Coffee is something that I had taken for granted until I first visited a coffee farm back in the summer. It was on that trip interviewing and speaking to coffee farmers that made me realize just how hard it was for farmers. People sitting in Starbucks or other fancy coffee corporate chains don’t think about how much hard work the farmer has to endure to look after the coffee and then harvest and process the beans. Any chance we have in helping out Kalsada and the coffee farmers here in the Philippines we are always interested.
Last weekend we were invited by the lovely folks at Kalsada to go on another trip to Benguet to build some drying beds for the farmers. The drying beds would allow the beans to dry more evenly and should ensure a better quality and consistent product allowing the cooperative to get better prices and hopefully raise the profile of Arabica farmers in the Philippines.
I think the best part about this trip though was that some younger Filipinos who are working in the coffee industry were accompanying us on this trip. Folks from Yardstick Coffee The Barista Box and Habitual Coffee joined the Kalsada team.
For many of the baristas and coffee shop owners it was the first time they had visited a coffee farm and the first time they had seen just how coffee farmers live and work. I think its really important that the new wave and the future of the coffee industry in the Philippines have a good idea about the situation of coffee farmers and work together to try and raise the quality and the sustainability of the industry. It was great to see so many young people involved in the coffee industry take an interest and get out of Manila and actually visit the place that the product their business relies on.

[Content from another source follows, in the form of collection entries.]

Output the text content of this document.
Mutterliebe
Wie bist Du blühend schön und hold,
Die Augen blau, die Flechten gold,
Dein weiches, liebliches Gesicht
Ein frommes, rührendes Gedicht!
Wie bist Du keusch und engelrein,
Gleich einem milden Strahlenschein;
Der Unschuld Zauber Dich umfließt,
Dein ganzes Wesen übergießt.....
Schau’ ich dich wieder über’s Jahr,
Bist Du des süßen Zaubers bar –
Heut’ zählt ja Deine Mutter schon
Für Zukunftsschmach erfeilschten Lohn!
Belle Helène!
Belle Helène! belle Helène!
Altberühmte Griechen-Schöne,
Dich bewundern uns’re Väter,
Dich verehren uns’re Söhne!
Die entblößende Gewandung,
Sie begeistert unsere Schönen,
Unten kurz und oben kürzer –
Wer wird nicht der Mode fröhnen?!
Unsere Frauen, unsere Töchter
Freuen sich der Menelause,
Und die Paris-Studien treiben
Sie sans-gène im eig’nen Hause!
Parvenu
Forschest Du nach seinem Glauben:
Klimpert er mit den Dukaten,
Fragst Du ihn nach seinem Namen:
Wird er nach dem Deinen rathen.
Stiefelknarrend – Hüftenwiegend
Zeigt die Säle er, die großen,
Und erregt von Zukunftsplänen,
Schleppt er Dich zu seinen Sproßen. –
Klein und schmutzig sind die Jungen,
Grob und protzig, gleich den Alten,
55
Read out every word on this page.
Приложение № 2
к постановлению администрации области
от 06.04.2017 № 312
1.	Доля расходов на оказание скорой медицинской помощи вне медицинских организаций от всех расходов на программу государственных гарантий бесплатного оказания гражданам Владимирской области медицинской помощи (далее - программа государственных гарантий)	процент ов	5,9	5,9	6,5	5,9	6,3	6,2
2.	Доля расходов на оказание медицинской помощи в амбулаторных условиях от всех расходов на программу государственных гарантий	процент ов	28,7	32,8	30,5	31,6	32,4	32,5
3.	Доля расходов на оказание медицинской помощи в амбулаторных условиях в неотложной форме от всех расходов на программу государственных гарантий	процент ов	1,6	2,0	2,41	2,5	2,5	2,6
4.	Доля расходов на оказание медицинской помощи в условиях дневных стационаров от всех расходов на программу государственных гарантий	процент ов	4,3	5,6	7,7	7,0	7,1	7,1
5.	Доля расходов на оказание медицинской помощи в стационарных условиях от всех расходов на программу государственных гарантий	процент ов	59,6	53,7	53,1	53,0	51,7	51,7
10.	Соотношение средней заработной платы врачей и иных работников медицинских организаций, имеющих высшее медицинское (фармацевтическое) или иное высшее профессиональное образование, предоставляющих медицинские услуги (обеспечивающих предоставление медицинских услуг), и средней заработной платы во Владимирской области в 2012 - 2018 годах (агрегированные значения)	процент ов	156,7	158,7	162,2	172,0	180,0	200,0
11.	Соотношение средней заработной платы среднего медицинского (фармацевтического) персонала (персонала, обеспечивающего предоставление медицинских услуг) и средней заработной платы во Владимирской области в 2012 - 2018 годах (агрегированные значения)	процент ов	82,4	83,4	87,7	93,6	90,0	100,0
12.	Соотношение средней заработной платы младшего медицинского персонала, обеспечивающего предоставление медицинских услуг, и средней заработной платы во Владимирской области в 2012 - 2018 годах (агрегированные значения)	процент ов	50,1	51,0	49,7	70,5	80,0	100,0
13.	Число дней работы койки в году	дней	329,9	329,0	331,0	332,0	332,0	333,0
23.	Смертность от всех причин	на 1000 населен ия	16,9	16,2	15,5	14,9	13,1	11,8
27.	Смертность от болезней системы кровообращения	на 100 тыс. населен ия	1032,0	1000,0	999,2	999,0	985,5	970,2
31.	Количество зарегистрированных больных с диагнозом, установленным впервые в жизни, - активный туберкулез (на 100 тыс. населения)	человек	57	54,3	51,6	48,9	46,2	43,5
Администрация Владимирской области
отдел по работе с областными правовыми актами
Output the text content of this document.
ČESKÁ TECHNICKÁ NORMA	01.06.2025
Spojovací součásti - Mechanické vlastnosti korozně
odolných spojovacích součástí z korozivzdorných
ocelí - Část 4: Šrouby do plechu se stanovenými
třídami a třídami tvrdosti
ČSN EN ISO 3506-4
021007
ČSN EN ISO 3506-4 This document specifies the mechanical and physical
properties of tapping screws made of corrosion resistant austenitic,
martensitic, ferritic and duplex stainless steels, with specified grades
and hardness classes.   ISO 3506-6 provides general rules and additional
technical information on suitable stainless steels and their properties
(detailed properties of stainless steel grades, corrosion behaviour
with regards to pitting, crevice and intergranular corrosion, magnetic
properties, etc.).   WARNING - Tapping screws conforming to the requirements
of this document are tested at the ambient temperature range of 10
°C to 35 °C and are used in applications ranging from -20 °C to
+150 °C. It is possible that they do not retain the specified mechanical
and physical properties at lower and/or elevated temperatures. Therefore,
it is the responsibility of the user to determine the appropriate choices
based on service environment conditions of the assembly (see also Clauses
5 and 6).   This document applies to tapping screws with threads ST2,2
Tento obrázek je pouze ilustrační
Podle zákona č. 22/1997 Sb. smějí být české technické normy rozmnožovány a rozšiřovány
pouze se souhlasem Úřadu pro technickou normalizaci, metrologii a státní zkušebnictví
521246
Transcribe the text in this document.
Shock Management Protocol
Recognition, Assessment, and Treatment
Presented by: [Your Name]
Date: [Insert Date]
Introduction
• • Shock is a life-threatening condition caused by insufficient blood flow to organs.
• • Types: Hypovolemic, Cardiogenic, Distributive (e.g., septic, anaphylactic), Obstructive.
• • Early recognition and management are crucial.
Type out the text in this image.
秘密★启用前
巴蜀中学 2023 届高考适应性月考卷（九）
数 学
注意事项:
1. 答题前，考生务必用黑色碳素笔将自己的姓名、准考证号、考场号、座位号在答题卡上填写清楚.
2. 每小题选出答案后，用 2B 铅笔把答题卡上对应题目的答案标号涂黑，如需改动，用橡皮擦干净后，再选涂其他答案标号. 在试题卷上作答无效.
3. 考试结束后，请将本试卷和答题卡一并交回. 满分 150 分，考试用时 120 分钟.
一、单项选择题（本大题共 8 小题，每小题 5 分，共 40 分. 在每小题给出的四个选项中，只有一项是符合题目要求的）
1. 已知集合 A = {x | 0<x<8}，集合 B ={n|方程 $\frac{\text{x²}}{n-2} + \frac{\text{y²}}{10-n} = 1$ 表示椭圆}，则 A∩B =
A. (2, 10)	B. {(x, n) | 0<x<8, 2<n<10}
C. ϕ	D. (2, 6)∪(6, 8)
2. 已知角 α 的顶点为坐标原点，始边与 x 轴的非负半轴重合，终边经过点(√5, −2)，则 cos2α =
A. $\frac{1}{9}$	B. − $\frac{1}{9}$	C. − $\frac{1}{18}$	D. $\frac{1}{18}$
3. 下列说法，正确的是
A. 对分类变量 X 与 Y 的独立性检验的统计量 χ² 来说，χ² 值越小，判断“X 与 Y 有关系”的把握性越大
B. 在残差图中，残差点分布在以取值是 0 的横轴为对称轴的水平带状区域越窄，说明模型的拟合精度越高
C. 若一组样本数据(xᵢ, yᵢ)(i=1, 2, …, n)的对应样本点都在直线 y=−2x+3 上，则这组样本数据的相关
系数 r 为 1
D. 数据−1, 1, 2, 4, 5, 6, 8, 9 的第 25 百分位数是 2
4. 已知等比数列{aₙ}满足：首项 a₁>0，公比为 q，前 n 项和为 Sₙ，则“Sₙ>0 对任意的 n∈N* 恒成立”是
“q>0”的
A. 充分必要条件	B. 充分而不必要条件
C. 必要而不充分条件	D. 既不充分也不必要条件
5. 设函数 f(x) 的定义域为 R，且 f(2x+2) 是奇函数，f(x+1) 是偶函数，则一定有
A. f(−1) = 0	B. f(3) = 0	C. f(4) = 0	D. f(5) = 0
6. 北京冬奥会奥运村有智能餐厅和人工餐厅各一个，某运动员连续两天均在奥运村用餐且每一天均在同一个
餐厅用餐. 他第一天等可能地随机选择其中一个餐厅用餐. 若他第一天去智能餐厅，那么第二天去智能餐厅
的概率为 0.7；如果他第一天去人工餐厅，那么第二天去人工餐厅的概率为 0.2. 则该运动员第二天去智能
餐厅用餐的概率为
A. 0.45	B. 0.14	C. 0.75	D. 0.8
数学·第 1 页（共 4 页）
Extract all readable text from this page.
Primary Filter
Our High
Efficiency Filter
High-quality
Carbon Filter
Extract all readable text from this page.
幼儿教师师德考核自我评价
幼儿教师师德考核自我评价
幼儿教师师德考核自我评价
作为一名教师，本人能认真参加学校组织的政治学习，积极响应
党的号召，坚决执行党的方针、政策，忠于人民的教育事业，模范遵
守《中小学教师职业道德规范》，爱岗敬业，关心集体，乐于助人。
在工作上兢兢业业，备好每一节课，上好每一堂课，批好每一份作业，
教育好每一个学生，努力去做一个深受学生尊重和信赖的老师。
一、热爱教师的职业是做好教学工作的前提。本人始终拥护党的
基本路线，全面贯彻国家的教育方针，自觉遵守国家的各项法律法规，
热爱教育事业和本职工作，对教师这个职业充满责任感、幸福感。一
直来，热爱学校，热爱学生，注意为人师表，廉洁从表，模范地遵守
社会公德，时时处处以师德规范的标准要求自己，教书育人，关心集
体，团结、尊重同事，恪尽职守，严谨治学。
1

As well as building the beds we visited Benguet State University’s demo farm to look at the whole coffee process from coffee cherry to green bean, coffee research and also to meet the foremost academic on Arabica beans in the Philippines Professor Macanes.
The trip was a success with a number of drying beds built for the farmers and another trip scheduled during harvest season something, which we are definitely looking forward to documenting. One of the big surprises of the trip was receiving our own coffee seedling, thank you Kalsada!